Just like their US counterparts, European venture capitalists are having a rough year. For the second quarter in a row, deal volume was dismal and the exit environment remained bleak.
The second quarter saw 167 deals completed, a 35 percent drop from the same period last year, and the lowest quarterly total in nine years, according to the latest statistics from Dow Jones.
But the news is not all doom and gloom.
Germany, for example, last quarter experienced its highest level of venture capital investment since 2001. Approximately €264 million ($388 million) was invested across 29 deals, marking a 29 percent increase over second quarter 2007 figures.
Europe’s largest venture deal last quarter was photovoltaic company Sulfurcell Solartechnik’s €85 million financing round, which was led by Intel Capital and included commitments from Climate Change Capital Private Equity, AIG, Demeter Partners, Zouk Ventures and BankInvest.
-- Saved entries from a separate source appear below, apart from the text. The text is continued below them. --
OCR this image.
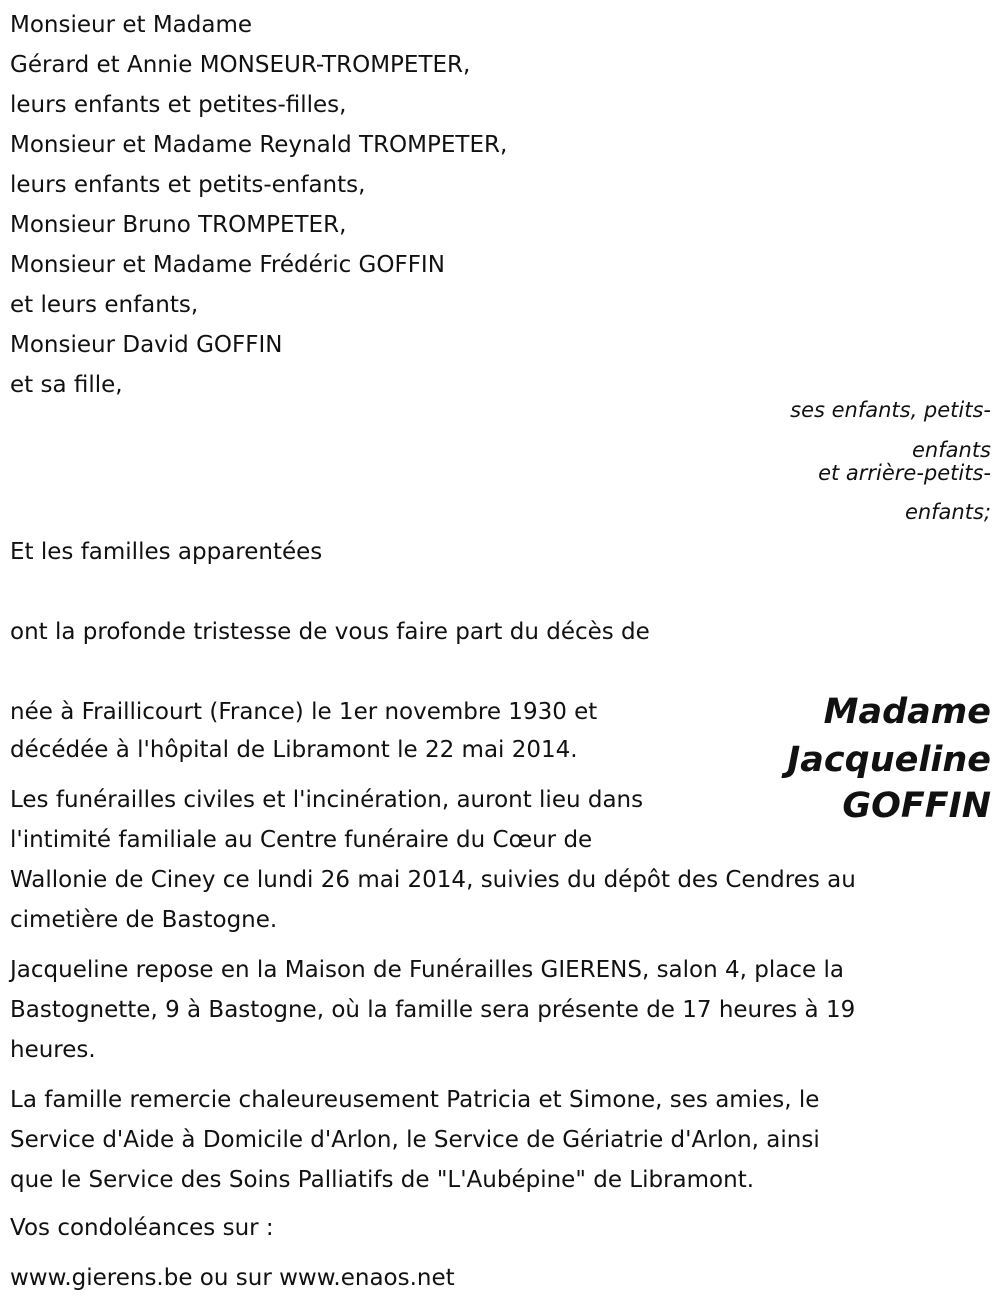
Monsieur et Madame
Gérard et Annie MONSEUR-TROMPETER,
leurs enfants et petites-filles,
Monsieur et Madame Reynald TROMPETER,
leurs enfants et petits-enfants,
Monsieur Bruno TROMPETER,
Monsieur et Madame Frédéric GOFFIN
et leurs enfants,
Monsieur David GOFFIN
et sa fille,
ses enfants, petits-
enfants
et arrière-petits-
enfants;
Et les familles apparentées
ont la profonde tristesse de vous faire part du décès de
Madame
Jacqueline
GOFFIN
née à Fraillicourt (France) le 1er novembre 1930 et
décédée à l'hôpital de Libramont le 22 mai 2014.
Les funérailles civiles et l'incinération, auront lieu dans
l'intimité familiale au Centre funéraire du Cœur de
Wallonie de Ciney ce lundi 26 mai 2014, suivies du dépôt des Cendres au
cimetière de Bastogne.
Jacqueline repose en la Maison de Funérailles GIERENS, salon 4, place la
Bastognette, 9 à Bastogne, où la famille sera présente de 17 heures à 19
heures.
La famille remercie chaleureusement Patricia et Simone, ses amies, le
Service d'Aide à Domicile d'Arlon, le Service de Gériatrie d'Arlon, ainsi
que le Service des Soins Palliatifs de "L'Aubépine" de Libramont.
Vos condoléances sur :
www.gierens.be ou sur www.enaos.net
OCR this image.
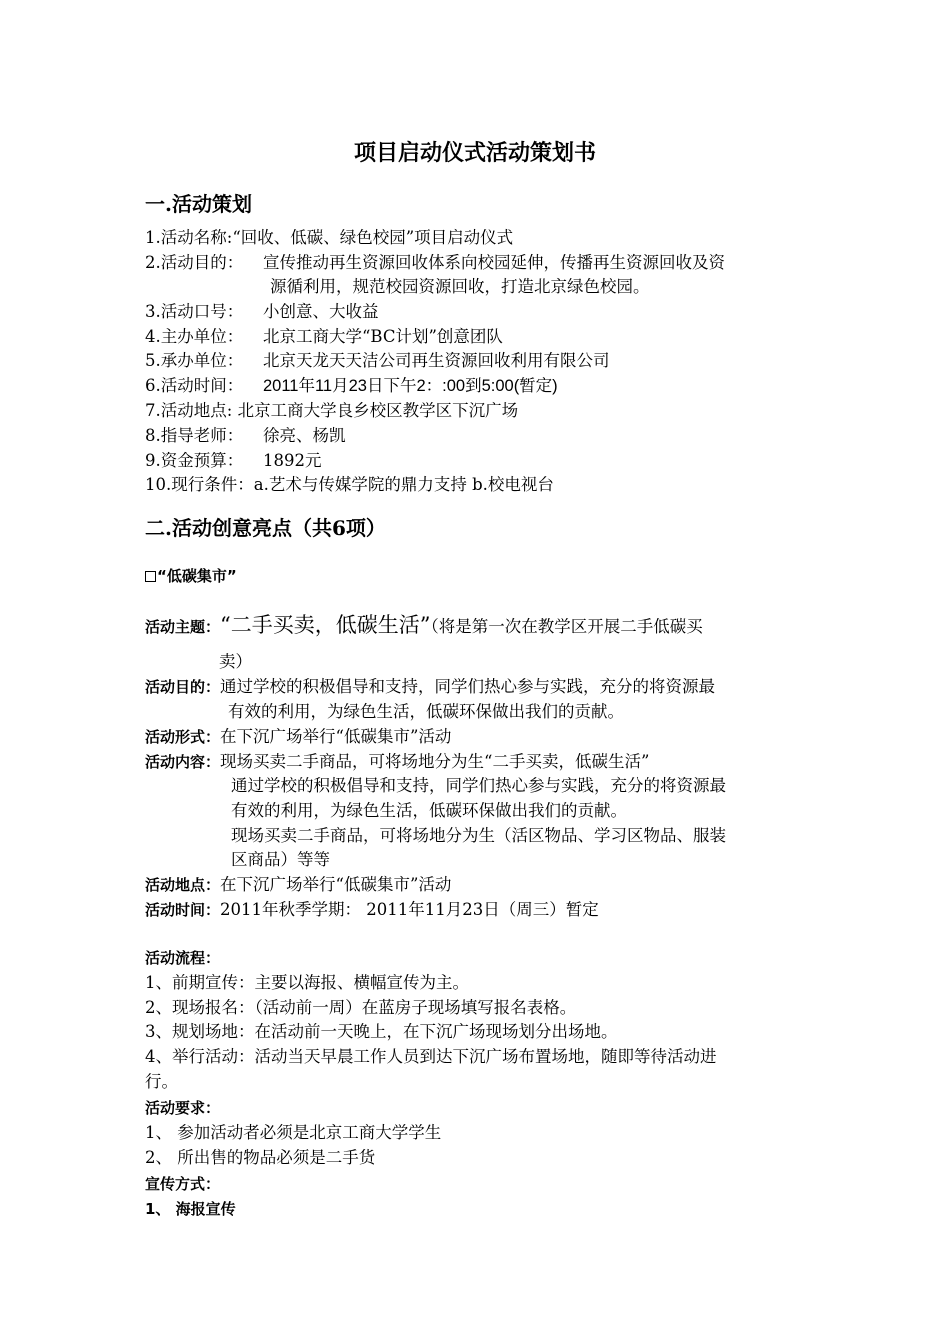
项目启动仪式活动策划书
一.活动策划
1.活动名称:“回收、低碳、绿色校园”项目启动仪式
2.活动目的： 宣传推动再生资源回收体系向校园延伸，传播再生资源回收及资
源循利用，规范校园资源回收，打造北京绿色校园。
3.活动口号： 小创意、大收益
4.主办单位： 北京工商大学“BC计划”创意团队
5.承办单位： 北京天龙天天洁公司再生资源回收利用有限公司
6.活动时间： 2011年11月23日下午2：:00到5:00(暂定)
7.活动地点: 北京工商大学良乡校区教学区下沉广场
8.指导老师： 徐亮、杨凯
9.资金预算： 1892元
10.现行条件：a.艺术与传媒学院的鼎力支持 b.校电视台
二.活动创意亮点（共6项）
“低碳集市”
活动主题：“二手买卖，低碳生活”（将是第一次在教学区开展二手低碳买
卖）
活动目的：通过学校的积极倡导和支持，同学们热心参与实践，充分的将资源最
有效的利用，为绿色生活，低碳环保做出我们的贡献。
活动形式：在下沉广场举行“低碳集市”活动
活动内容：现场买卖二手商品，可将场地分为生“二手买卖，低碳生活”
通过学校的积极倡导和支持，同学们热心参与实践，充分的将资源最
有效的利用，为绿色生活，低碳环保做出我们的贡献。
现场买卖二手商品，可将场地分为生（活区物品、学习区物品、服装
区商品）等等
活动地点：在下沉广场举行“低碳集市”活动
活动时间：2011年秋季学期： 2011年11月23日（周三）暂定
活动流程：
1、前期宣传：主要以海报、横幅宣传为主。
2、现场报名：（活动前一周）在蓝房子现场填写报名表格。
3、规划场地：在活动前一天晚上，在下沉广场现场划分出场地。
4、举行活动：活动当天早晨工作人员到达下沉广场布置场地，随即等待活动进
行。
活动要求：
1、 参加活动者必须是北京工商大学学生
2、 所出售的物品必须是二手货
宣传方式：
1、 海报宣传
It was not only a financing round for a German company, but also highlights another promising trend in European venture markets: energy investment.
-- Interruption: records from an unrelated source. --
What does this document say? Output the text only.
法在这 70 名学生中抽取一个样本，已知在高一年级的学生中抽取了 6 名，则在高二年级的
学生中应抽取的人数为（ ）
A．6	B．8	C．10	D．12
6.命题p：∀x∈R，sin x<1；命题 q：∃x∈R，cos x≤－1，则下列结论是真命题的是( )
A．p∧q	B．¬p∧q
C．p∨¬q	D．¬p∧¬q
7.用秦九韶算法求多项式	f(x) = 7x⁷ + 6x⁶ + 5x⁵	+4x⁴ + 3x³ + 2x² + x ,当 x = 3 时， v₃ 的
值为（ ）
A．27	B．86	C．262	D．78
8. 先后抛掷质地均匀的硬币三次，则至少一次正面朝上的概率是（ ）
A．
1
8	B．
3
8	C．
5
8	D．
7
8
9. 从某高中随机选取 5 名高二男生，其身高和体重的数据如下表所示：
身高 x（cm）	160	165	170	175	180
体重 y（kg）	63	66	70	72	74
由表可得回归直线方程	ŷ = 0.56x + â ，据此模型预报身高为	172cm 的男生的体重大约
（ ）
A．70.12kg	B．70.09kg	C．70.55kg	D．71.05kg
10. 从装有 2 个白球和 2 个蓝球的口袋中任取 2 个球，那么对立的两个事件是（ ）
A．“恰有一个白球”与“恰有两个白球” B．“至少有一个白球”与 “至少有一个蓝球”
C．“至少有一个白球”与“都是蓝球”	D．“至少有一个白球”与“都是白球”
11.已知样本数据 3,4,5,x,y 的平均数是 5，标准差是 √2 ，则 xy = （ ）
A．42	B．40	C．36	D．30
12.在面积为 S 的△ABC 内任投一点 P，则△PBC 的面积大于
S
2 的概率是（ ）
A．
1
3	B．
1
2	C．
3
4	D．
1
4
Energy deals saw record second quarter investment with 10 deals receiving $147 million in financing, Dow Jones found.
The trend looks set to continue: just this week, renewable energy investment firm Good Energies completed its sale of two Romanian wind farms to Central European power utility company CEZ Group, whose total investment into the 600-megawatt projects is expected to reach €1.1 billion.
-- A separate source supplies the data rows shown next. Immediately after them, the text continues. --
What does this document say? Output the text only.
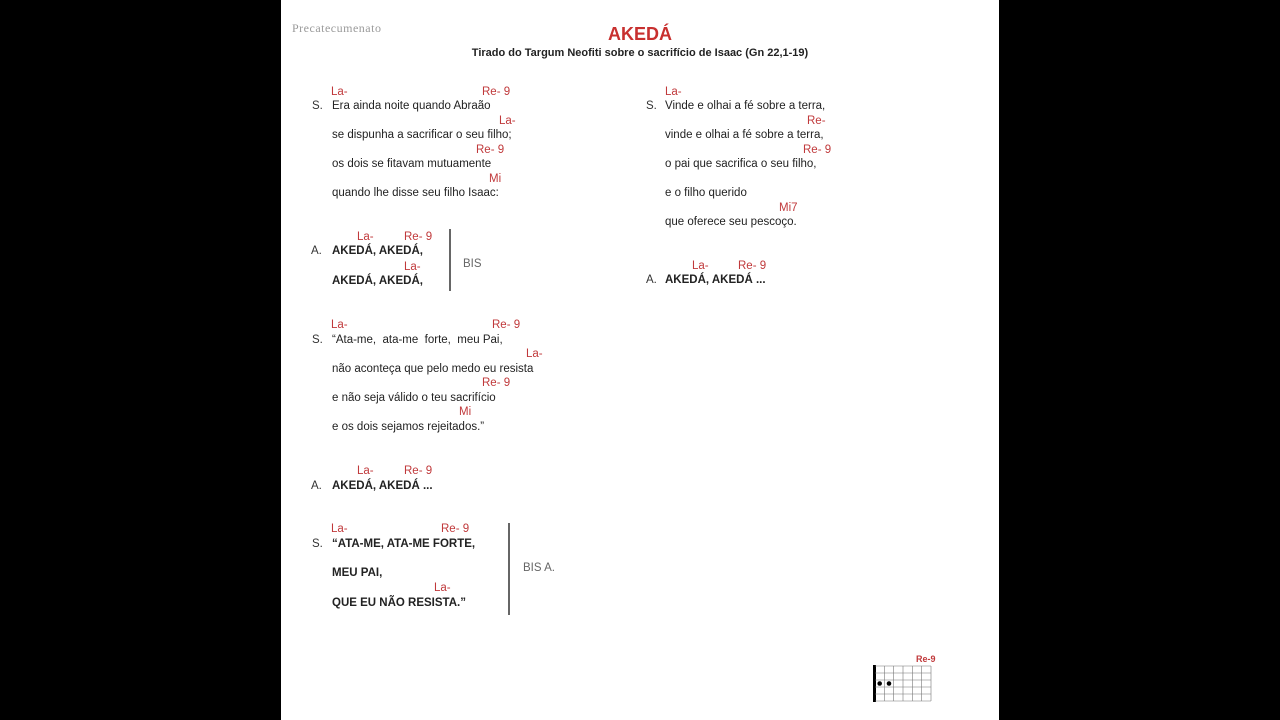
Precatecumenato	AKEDÁ
Tirado do Targum Neofiti sobre o sacrifício de Isaac (Gn 22,1-19)
La-	Re- 9
S. Era ainda noite quando Abraão
La-
se dispunha a sacrificar o seu filho;
Re- 9
os dois se fitavam mutuamente
Mi
quando lhe disse seu filho Isaac:
La-	Re- 9
A. AKEDÁ, AKEDÁ,
La-
AKEDÁ, AKEDÁ,
BIS
La-	Re- 9
S. “Ata-me,  ata-me  forte,  meu Pai,
La-
não aconteça que pelo medo eu resista
Re- 9
e não seja válido o teu sacrifício
Mi
e os dois sejamos rejeitados.”
La-	Re- 9
A. AKEDÁ, AKEDÁ ...
La-	Re- 9
S. “ATA-ME, ATA-ME FORTE,
MEU PAI,
La-
QUE EU NÃO RESISTA.”
BIS A.
La-
S. Vinde e olhai a fé sobre a terra,
Re-
vinde e olhai a fé sobre a terra,
Re- 9
o pai que sacrifica o seu filho,
e o filho querido
Mi7
que oferece seu pescoço.
La-	Re- 9
A. AKEDÁ, AKEDÁ ...
Re-9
These should be hailed as heartening developments for any venture capitalists feeling dejected about downturns in, for example, UK deal volume, which dropped nearly 50 percent compared to second quarter 2007, or European healthcare investment, which fell by 55 percent.
Much as credit market conditions have prompted private equity firms to broaden investment mandates, targeting different geographies and sectors to put capital to work, savvy venture capitalists, too, will be able to find silver linings amid a stormy investment climate.